Nasze ciała są takie, pojawią się i znikną, ale jakie szczęście, że w tych ciałach zamieszkało Słowo, Słowo, które ożywiło nasze ciała i przeprowadza nas przez śmierć do wieczności. Jakie szczęście, że dzisiaj to słowo jest wyznacznikiem naszego życia i to sprawcą naszego życia. Nie tylko wyznacznikiem, ale i sprawia nam to życie, abyśmy mogli tak żyć właśnie. Nie jest to w Kościele, że każdy może żyć jak chce i robić co chce. Słowo Boże reguluje tą sprawę. Mówiliśmy o tym nie raz, że w Polsce obowiązuje kierunek prawostronny. Nie radzę próbować jeździć w Polsce, jak w Anglii. Tu Mariusz, chociaż ma po stronie angielskiej kierownicę, nie może jeździć w Polsce po angielsku. To byłoby łamanie prawa polskiego. Obowiązuje tu takie prawo. W Królestwie Bożym obowiązuje niebiańskie prawo. A więc, kto sprzeciwia się Królowi i Jego słowom, łamie prawo. Dlatego chwała Bogu, że jest Biblia, że możemy ją czytać i że ona może regulować to, co się z nami dzieje. Może wyprostować, co pokrzywione. Może potwierdzić to, co jest prawdziwe. Może umacniać nas i odbierać nam otuchę, gdy robimy coś nie tak jak chce Pan Jezus, bo po to ona jest. Po to jest też głoszone Słowo, żeby napełniać nas otuchą w tym, co jest Pańskie, a odbierać nam otuchę w tym, co jest nasze, cielesne, zmysłowe, demoniczne.

„Ale Słowo Pana trwa na wieki. A jest to Słowo, które wam zostało zwiastowane”.

A więc, po przez wszystkie pokolenia to samo Słowo ożywia Kościół. Wpuść to nasienie do swego serca, a zobaczysz co ono z tobą zrobi. Wpuść to nasienie do swego umysłu, a zobaczysz, co ono z tobą zrobi. Zmieni cię, całkowicie odmieni twoje życie każdego dnia, uczyni cię innym człowiekiem, obdarzy innymi pragnieniami i dążeniami i wszystko dla ciebie, co Pańskie stanie się ci miłe. Będziesz chwalić Boga za Jego cudowną łaskę, Jego dobroć. I choćby cię wszyscy opuścili, to ty masz taką wspaniałą radość, że jest Pan, który cię nigdy nie opuści. Pamiętajmy, że Słowa Jezusa są najważniejsze.
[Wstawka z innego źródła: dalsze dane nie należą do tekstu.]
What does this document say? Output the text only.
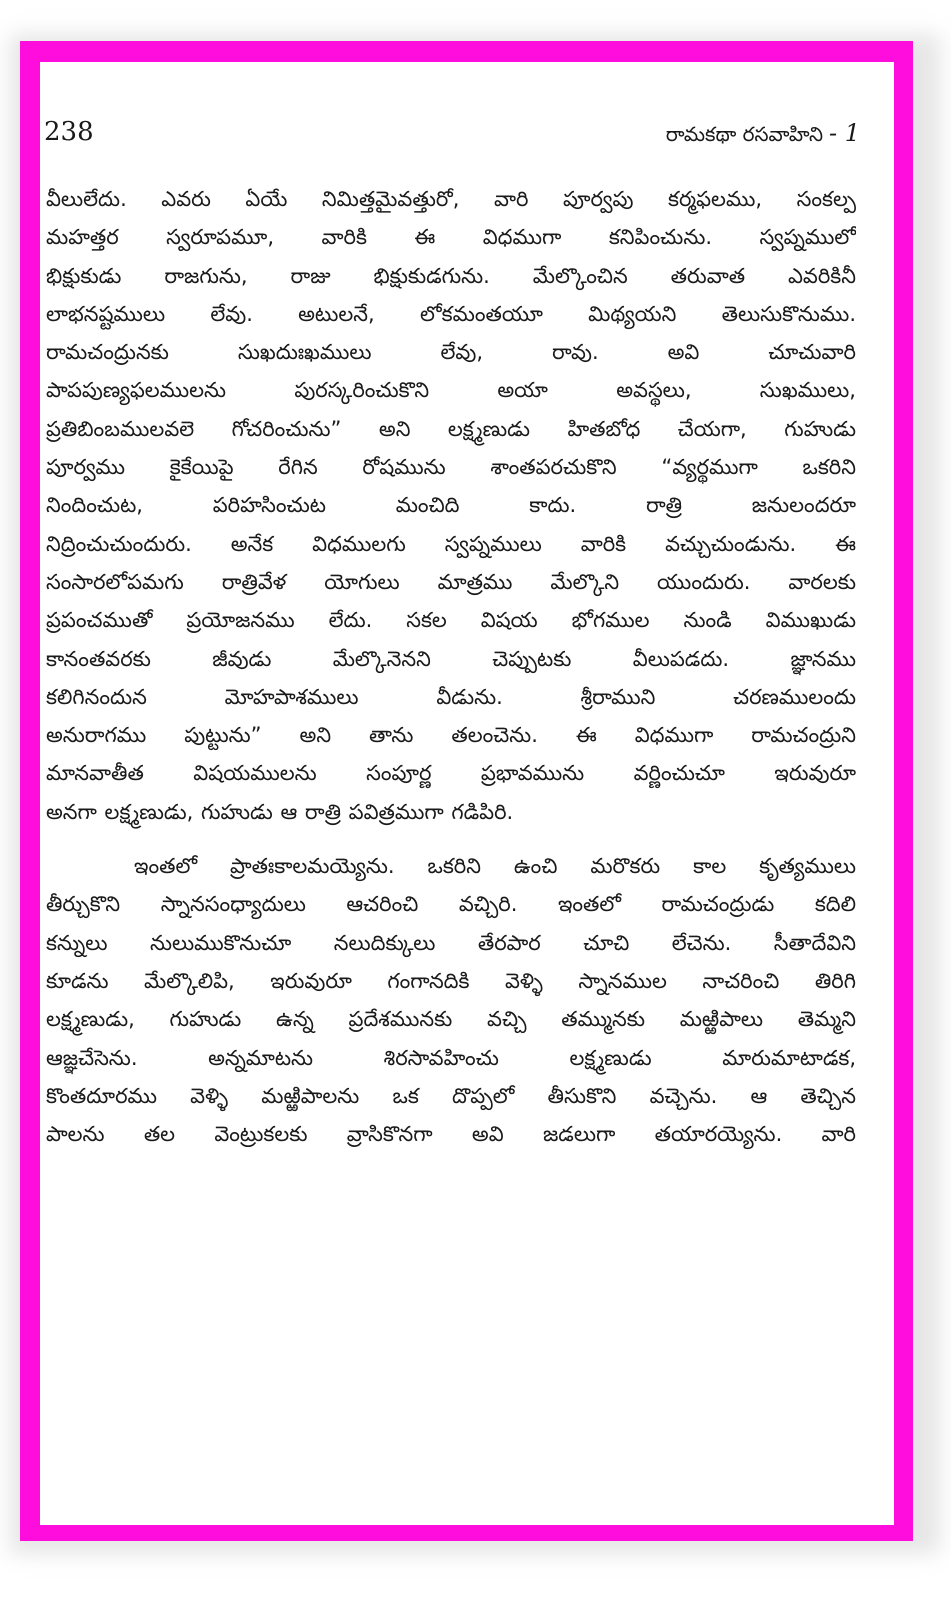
238	రామకథా రసవాహిని - 1
వీలులేదు. ఎవరు ఏయే నిమిత్తమైవత్తురో, వారి పూర్వపు కర్మఫలము, సంకల్ప
మహత్తర స్వరూపమూ, వారికి ఈ విధముగా కనిపించును. స్వప్నములో
భిక్షుకుడు రాజగును, రాజు భిక్షుకుడగును. మేల్కొంచిన తరువాత ఎవరికినీ
లాభనష్టములు లేవు. అటులనే, లోకమంతయూ మిథ్యయని తెలుసుకొనుము.
రామచంద్రునకు సుఖదుఃఖములు లేవు, రావు. అవి చూచువారి
పాపపుణ్యఫలములను పురస్కరించుకొని అయా అవస్థలు, సుఖములు,
ప్రతిబింబములవలె గోచరించును” అని లక్ష్మణుడు హితబోధ చేయగా, గుహుడు
పూర్వము కైకేయిపై రేగిన రోషమును శాంతపరచుకొని “వ్యర్థముగా ఒకరిని
నిందించుట, పరిహసించుట మంచిది కాదు. రాత్రి జనులందరూ
నిద్రించుచుందురు. అనేక విధములగు స్వప్నములు వారికి వచ్చుచుండును. ఈ
సంసారలోపమగు రాత్రివేళ యోగులు మాత్రము మేల్కొని యుందురు. వారలకు
ప్రపంచముతో ప్రయోజనము లేదు. సకల విషయ భోగముల నుండి విముఖుడు
కానంతవరకు జీవుడు మేల్కొనెనని చెప్పుటకు వీలుపడదు. జ్ఞానము
కలిగినందున మోహపాశములు వీడును. శ్రీరాముని చరణములందు
అనురాగము పుట్టును” అని తాను తలంచెను. ఈ విధముగా రామచంద్రుని
మానవాతీత విషయములను సంపూర్ణ ప్రభావమును వర్ణించుచూ ఇరువురూ
అనగా లక్ష్మణుడు, గుహుడు ఆ రాత్రి పవిత్రముగా గడిపిరి.
ఇంతలో ప్రాతఃకాలమయ్యెను. ఒకరిని ఉంచి మరొకరు కాల కృత్యములు
తీర్చుకొని స్నానసంధ్యాదులు ఆచరించి వచ్చిరి. ఇంతలో రామచంద్రుడు కదిలి
కన్నులు నులుముకొనుచూ నలుదిక్కులు తేరపార చూచి లేచెను. సీతాదేవిని
కూడను మేల్కొలిపి, ఇరువురూ గంగానదికి వెళ్ళి స్నానముల నాచరించి తిరిగి
లక్ష్మణుడు, గుహుడు ఉన్న ప్రదేశమునకు వచ్చి తమ్మునకు మఱ్ఱిపాలు తెమ్మని
ఆజ్ఞచేసెను. అన్నమాటను శిరసావహించు లక్ష్మణుడు మారుమాటాడక,
కొంతదూరము వెళ్ళి మఱ్ఱిపాలను ఒక దొప్పలో తీసుకొని వచ్చెను. ఆ తెచ్చిన
పాలను తల వెంట్రుకలకు వ్రాసికొనగా అవి జడలుగా తయారయ్యెను. వారి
Wiecie, doświadczamy i sam doświadczam, jak diabeł próbuje wykpić słowo Jezusa, a wystawić wyżej słowa własne, własną filozofię biblijną, chce pokazać jako mądrość Bożą, podczas, gdy to, co mówi Chrystus i apostołowie, jako niewiele znaczące Słowa. Ale tylko to słowo może nas ożywić, co mówił Pan Jezus Chrystus chodząc po ziemi, co ogłaszali nam bracia nasi, apostołowie i prorocy. Pilnujmy się tych Słów, bracia i siostry, uczmy się tych Słów i żyjmy tymi Słowami. To jest tak ważne, aby nieustannie to Słowo przenikało nas jak miecz obusieczny i oddzielało od nas wszystko, co nie nadaje się. Abyśmy byli tak szczęśliwi ze sobą, jako ci, którzy stali się jednej myśli, jednego Ducha. Jeden Kościół, jeden Pan, jedna wiara, jedna wieczność. Amen.